As annual planning becomes ongoing planning, estimates will improve. The organization will gain experience in modeling demand versus supply to plan its talent roadmap. This will increase employee engagement and utilization and, ultimately, enhance the effectiveness and productivity of project portfolios.

Collecting all of this information can be time consuming at first, but it will eventually save time and money. To ensure that the talent roadmap is always accurate, HR and other business units should maintain an ongoing dialogue to see that priorities have not changed and roadmaps look the same. It is better to have estimates and make ongoing refinements than to lead a rudderless organization. The organization will be prepared to adjust to changing market forces.
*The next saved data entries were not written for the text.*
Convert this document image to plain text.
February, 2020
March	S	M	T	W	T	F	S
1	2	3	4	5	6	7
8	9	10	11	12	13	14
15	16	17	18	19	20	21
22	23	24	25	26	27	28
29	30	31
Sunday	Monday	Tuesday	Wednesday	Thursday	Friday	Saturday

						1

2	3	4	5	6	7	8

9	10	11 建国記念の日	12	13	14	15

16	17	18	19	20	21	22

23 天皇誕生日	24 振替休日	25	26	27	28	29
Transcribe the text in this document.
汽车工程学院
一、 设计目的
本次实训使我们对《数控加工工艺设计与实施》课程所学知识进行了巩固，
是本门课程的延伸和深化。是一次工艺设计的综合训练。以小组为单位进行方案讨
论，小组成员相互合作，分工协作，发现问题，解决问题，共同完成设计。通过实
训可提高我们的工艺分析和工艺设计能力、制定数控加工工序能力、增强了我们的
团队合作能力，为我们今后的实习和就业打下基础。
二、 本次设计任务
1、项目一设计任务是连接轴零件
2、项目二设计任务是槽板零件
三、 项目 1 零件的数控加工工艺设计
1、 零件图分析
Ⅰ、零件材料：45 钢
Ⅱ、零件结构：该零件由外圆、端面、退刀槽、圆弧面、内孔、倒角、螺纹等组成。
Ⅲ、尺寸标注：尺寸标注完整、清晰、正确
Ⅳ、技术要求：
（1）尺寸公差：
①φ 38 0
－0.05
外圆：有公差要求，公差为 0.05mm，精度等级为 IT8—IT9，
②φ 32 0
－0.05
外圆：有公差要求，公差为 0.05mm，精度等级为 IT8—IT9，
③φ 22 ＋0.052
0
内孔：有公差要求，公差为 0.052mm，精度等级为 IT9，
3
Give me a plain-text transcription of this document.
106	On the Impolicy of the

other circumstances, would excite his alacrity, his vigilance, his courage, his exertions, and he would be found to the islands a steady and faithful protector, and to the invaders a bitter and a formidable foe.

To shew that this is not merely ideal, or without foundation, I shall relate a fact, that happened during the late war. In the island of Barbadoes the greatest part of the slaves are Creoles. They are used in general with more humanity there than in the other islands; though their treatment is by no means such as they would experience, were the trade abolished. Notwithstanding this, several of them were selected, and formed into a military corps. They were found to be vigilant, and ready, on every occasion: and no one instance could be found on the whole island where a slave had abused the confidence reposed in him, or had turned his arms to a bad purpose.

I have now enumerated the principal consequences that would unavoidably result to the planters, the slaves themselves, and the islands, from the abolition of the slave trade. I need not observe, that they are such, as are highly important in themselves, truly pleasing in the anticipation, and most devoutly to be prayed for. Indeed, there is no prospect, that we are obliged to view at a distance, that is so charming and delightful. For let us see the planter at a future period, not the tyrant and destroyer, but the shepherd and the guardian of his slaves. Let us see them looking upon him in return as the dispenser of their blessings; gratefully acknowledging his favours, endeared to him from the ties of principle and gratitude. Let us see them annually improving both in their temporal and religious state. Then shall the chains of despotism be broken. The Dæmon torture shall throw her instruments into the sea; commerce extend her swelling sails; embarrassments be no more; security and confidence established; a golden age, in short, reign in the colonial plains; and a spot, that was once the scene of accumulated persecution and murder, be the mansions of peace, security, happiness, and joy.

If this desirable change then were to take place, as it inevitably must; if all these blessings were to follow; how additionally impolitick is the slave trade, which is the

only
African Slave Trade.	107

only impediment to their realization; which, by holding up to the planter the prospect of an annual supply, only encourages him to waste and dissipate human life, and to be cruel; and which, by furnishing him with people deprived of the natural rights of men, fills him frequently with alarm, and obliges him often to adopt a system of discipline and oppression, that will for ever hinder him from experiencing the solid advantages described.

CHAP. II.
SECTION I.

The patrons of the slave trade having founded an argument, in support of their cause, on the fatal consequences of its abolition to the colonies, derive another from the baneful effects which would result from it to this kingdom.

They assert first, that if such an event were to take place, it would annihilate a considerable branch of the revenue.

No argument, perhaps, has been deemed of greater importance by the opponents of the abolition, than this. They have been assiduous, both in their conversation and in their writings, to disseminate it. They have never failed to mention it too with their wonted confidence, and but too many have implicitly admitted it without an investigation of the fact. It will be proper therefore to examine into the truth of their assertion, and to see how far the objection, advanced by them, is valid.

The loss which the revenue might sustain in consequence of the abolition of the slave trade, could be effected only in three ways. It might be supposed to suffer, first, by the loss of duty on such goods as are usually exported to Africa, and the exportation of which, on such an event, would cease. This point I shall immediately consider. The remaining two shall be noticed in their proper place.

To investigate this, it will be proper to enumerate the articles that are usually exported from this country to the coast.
It will minimize wasted time on late projects and the delayed realization of benefits.

While this may seem like a large undertaking, organizations can take smaller steps to move in the right direction. First, seek to better understand your organization’s planning process to determine if it occurs yearly or throughout the year. Also, take stock of the parties involved: Do conversations happen in a silo, or are they more centralized? Is HR involved in any of the key conversations that deal with resources? Does the larger organization have its own strategic priorities or roadmap? As the answers to these questions become clear, it will be easier to determine how to start developing a talent roadmap.